Las versiones de “El Pacificador” ante la JEP -más de seis horas cada una- han estado atravesadas por olvidos selectivos, contradicciones con la misma documentación de inteligencia militar, disonancia con testimonios de otros militares y una insistencia reiterada en desconocer acciones militares que él ordenó cuando comandaba la Brigada XVII. No se trata de una memoria selectiva, sino de una estrategia conocida: preservar el relato de la pacificación incluso cuando los hechos acumulados lo desmienten, al igual que han hecho otros generales.

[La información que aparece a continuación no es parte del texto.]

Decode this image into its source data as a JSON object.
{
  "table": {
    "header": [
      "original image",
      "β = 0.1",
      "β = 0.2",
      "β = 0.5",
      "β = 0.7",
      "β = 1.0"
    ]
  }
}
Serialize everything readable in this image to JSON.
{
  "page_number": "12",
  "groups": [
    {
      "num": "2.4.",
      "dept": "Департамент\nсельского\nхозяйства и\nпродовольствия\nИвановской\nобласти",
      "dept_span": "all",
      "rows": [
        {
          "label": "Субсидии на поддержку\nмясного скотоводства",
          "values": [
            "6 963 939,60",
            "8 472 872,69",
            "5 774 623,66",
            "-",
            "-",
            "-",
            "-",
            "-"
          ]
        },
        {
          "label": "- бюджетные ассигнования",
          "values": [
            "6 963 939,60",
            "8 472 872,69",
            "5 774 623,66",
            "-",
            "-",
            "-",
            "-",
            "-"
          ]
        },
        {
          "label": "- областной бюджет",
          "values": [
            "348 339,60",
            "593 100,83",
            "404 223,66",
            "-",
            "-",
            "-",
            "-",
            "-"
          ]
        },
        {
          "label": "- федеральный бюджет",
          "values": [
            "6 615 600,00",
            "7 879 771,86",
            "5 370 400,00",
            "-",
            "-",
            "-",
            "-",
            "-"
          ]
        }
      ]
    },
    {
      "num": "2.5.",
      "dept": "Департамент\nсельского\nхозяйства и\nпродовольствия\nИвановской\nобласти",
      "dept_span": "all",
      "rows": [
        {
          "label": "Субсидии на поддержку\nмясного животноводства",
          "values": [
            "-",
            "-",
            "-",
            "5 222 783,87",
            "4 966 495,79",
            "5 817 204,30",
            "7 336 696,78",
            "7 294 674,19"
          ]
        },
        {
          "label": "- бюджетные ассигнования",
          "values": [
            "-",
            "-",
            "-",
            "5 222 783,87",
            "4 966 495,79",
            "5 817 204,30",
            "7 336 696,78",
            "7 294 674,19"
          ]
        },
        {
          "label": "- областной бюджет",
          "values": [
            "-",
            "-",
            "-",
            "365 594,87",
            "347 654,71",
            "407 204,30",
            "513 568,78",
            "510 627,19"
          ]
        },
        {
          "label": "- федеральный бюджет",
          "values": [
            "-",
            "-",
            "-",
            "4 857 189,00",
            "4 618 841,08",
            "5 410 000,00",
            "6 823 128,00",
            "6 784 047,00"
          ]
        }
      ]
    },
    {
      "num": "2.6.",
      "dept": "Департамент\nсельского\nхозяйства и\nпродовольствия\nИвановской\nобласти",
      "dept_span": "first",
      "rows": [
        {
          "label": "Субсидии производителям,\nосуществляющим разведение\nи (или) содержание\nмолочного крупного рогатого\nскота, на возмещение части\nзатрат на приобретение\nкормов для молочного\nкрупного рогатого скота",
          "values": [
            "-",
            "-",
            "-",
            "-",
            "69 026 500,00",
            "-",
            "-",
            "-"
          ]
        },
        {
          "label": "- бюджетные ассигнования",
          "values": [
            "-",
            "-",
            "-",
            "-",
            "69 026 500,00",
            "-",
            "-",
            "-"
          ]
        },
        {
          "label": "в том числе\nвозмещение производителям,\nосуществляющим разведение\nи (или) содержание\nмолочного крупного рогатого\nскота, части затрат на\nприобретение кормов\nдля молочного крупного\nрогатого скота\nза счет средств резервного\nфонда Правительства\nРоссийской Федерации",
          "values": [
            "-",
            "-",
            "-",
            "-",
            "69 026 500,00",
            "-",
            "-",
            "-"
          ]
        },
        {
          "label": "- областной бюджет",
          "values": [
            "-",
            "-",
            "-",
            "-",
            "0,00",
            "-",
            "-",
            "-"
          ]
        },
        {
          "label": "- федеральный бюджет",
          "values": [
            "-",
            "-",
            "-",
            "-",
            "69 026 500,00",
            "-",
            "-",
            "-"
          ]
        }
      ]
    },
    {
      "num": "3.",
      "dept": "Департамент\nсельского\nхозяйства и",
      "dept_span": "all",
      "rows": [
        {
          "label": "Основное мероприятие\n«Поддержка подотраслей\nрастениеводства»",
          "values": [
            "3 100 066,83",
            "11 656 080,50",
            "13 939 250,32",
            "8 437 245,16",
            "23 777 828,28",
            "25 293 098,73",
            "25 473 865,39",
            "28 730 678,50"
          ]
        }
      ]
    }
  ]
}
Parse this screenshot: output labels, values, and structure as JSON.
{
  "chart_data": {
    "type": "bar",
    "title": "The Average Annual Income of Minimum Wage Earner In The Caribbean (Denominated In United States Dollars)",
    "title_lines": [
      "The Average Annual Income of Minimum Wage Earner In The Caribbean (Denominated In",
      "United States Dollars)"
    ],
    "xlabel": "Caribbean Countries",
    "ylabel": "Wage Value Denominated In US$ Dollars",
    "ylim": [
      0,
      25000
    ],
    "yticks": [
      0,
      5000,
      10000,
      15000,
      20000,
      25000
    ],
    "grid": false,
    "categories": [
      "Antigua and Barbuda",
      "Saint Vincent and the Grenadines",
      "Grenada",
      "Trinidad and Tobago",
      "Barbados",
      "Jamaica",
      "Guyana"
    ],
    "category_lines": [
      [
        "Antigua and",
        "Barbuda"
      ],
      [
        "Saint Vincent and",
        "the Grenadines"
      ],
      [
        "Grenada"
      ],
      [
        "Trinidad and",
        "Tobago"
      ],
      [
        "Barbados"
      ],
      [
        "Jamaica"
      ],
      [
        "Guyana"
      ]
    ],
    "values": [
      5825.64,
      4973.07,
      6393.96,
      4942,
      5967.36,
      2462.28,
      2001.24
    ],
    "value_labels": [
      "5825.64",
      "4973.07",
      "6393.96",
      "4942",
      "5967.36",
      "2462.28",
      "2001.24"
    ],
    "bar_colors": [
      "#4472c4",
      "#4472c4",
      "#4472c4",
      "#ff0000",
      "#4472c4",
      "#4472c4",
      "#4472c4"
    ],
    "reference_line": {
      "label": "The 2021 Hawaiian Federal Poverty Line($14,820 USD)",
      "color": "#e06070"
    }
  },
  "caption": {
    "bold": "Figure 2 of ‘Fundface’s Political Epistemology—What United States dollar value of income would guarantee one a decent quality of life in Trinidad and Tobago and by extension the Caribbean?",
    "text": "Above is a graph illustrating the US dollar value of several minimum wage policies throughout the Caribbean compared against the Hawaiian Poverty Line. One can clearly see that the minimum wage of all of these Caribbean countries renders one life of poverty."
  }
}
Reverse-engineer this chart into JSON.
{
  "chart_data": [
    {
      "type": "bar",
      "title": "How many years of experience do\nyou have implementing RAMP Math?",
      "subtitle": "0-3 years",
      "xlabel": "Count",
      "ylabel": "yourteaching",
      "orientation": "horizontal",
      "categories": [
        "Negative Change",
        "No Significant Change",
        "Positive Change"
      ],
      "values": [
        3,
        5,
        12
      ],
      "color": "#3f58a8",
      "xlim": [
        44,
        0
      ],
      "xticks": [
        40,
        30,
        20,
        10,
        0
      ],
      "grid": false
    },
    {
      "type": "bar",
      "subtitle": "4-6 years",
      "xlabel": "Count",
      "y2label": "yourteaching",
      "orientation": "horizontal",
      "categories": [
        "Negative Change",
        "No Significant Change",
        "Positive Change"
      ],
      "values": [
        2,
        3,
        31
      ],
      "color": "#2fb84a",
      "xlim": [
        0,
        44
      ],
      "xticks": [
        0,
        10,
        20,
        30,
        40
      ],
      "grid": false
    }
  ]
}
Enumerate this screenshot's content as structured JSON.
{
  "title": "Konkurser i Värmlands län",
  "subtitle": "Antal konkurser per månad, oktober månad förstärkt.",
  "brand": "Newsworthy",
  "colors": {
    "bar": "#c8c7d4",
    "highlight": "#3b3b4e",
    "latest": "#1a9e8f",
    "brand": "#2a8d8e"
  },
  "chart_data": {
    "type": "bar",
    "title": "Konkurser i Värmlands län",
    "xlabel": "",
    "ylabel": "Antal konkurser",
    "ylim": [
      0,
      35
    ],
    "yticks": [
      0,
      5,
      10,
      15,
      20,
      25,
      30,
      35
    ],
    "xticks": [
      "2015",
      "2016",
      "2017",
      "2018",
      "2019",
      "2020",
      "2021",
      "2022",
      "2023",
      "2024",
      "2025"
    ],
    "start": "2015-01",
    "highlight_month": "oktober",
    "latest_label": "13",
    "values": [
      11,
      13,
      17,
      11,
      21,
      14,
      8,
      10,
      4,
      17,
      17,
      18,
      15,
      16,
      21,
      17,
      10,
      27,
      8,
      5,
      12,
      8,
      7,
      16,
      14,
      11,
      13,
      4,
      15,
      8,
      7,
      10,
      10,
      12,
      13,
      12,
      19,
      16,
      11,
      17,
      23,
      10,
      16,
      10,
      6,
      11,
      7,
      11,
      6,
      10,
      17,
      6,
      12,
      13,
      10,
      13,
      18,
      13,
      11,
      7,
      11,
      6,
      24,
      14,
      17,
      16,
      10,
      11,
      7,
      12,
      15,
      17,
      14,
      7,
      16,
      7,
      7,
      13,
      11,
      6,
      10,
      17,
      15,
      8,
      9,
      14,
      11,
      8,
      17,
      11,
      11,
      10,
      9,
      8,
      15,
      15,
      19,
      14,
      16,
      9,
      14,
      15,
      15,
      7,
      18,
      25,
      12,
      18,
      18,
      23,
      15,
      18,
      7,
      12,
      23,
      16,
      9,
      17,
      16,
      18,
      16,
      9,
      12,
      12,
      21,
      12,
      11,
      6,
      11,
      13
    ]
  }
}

Nada de esto ocurrió en un vacío político. “El Pacificador” ya ejercía mando pleno cuando asumió la comandancia de la Brigada XVII en Urabá en 1995, en uno de los periodos más intensos del exterminio contra la Unión Patriótica en la región. Su trayectoria fue defendida públicamente por el expresidente Álvaro Uribe Vélez –entonces gobernador de Antioquia-, quien años más adelante fue uno de los organizadores de la famosa recepción en el Hotel Tequendama de Bogotá, donde le rindieron un homenaje por su integridad, honor y valentía.
“El Pacificador” se quemó en su intento de llegar al Senado en 2002, más adelante Álvaro Uribe lo posicionó como asesor del DAS, un premio por el trabajo realizado en el Urabá y una de las tantas artimañas que utilizaron para tapar el genocidio; después prestó asesorías de seguridad e inteligencia hasta que sus mismos cómplices empezaron a testificar en su contra.
Uno de ellos fue Alonso de Jesús Baquero ‘Vladimir’, un paramilitar entrenado por mercenarios Israelitas en el Magdalena Medio, quien dijo que se reunió con del Río desde el año 1986, cuando era comandante del Batallón Girardot de Medellín. Después se sumaron varios exjefes paramilitares de las ACCU y las AUC; con testimonios, archivos y partes de guerra demostraron la relación de las facciones paramilitares con la Brigada XVII.
“El pacificador”, en repetidas entrevistas radiales, solía repetir el verso del poeta Jorge Robledo Ortiz —“La patria se nos muere, presidente”— para presentarse como un hombre que actuaba en defensa de los colombianos y del honor de sus soldados. Las víctimas sabían desde entonces lo que hoy confirman la historia política y la justicia: que quien hablaba en nombre de la patria fue uno de sus verdugos.